There is a school of thought abroad at present that “the most intolerant wins”. This school of thought observes that the best way to counter an intolerant ideological opponent is to be more intolerant of them than they are of you. This view is both right and wrong. It is right in the sense that my game theoretical analysis confirms this opinion. To win the game and be the group which survives, you need to be more mistrusting – more intolerant – than they are. But more profoundly this is wrong, because the real lesson of my analysis is that identity politics is inevitably catastrophic. To win is to lose. To adopt a winning strategy is to enjoin a game which is itself corrupting. What needs to be destroyed is not the opponent, but the identity political mindset itself, the moral corruption which is the eradication of the individual.
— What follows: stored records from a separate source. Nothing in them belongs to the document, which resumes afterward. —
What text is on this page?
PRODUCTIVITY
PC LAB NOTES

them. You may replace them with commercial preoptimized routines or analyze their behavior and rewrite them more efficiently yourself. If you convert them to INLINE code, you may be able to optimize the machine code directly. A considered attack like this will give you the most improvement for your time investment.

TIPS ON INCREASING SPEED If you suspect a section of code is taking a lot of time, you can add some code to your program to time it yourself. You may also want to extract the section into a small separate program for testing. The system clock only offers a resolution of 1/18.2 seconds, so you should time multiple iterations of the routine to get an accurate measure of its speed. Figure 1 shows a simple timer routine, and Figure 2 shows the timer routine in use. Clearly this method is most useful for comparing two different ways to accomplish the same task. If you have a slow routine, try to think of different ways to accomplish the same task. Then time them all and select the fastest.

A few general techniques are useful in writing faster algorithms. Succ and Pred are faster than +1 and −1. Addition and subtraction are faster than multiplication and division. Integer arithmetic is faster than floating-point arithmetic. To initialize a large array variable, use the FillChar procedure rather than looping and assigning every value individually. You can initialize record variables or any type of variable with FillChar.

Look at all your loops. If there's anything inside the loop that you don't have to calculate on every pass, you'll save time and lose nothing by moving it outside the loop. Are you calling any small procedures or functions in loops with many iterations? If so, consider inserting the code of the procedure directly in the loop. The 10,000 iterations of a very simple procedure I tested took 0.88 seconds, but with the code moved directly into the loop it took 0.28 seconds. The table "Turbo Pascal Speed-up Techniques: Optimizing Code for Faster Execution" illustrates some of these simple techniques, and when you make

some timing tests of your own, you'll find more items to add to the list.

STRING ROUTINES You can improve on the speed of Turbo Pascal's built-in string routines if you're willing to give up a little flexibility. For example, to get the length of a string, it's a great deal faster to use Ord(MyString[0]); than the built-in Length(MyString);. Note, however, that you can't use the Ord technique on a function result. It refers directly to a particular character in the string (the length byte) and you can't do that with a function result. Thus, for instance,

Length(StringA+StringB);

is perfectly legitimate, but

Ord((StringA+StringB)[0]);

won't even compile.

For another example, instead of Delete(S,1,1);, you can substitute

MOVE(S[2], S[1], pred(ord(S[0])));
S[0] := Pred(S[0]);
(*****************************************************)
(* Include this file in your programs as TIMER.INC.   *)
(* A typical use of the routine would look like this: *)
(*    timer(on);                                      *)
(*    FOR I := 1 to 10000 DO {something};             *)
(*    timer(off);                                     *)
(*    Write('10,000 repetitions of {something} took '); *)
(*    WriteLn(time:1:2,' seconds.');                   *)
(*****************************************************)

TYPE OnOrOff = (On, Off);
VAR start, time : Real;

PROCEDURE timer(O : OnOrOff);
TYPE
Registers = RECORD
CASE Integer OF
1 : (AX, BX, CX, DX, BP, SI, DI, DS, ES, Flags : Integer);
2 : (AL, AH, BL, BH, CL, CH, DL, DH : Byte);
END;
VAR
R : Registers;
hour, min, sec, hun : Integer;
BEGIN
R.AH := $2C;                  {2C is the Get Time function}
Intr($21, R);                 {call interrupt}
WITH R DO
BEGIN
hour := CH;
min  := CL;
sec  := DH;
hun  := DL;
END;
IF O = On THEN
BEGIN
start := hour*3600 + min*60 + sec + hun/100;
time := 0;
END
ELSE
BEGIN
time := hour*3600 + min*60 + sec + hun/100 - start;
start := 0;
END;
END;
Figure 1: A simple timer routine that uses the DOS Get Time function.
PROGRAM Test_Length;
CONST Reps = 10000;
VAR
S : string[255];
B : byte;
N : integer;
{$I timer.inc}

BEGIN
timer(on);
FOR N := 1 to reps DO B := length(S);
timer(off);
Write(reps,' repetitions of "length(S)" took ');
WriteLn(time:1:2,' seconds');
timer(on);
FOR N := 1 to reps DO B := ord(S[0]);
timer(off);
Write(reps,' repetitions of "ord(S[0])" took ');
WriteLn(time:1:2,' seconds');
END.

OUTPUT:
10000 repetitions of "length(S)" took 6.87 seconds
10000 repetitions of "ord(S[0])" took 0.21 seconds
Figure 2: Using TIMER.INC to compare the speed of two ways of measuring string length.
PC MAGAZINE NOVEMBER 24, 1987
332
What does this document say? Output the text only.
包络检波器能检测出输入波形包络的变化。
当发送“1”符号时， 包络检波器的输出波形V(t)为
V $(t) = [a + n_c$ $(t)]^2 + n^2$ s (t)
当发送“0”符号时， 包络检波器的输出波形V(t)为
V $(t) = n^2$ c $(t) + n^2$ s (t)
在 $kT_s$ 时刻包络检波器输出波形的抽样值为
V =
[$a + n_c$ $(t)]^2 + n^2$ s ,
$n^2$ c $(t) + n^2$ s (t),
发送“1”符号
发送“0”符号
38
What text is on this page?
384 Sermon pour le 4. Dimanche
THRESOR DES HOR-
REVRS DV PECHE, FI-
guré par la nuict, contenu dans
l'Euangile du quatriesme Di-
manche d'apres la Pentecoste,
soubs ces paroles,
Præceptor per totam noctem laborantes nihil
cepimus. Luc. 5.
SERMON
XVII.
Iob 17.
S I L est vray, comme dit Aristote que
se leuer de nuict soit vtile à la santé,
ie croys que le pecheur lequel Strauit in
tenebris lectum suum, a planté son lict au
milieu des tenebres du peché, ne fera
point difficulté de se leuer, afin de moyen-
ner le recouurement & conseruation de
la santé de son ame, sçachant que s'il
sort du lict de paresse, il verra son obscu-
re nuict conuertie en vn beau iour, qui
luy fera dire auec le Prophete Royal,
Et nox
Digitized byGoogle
You will now understand my original reticence to believe this result. It aligns so well with my prior belief system that I was naturally concerned that I might be falling prey to confirmation bias. But the mathematics is what it is.
Readers will understandably be cautious about believing grand universal claims on the basis of such a preposterously simple model. Quite right too. But note my earlier remarks about the power of simplification. Make the right simplifying idealisation and what results is not misleading but an illumination of features which a myriad of confusing contingent details have hitherto obscured.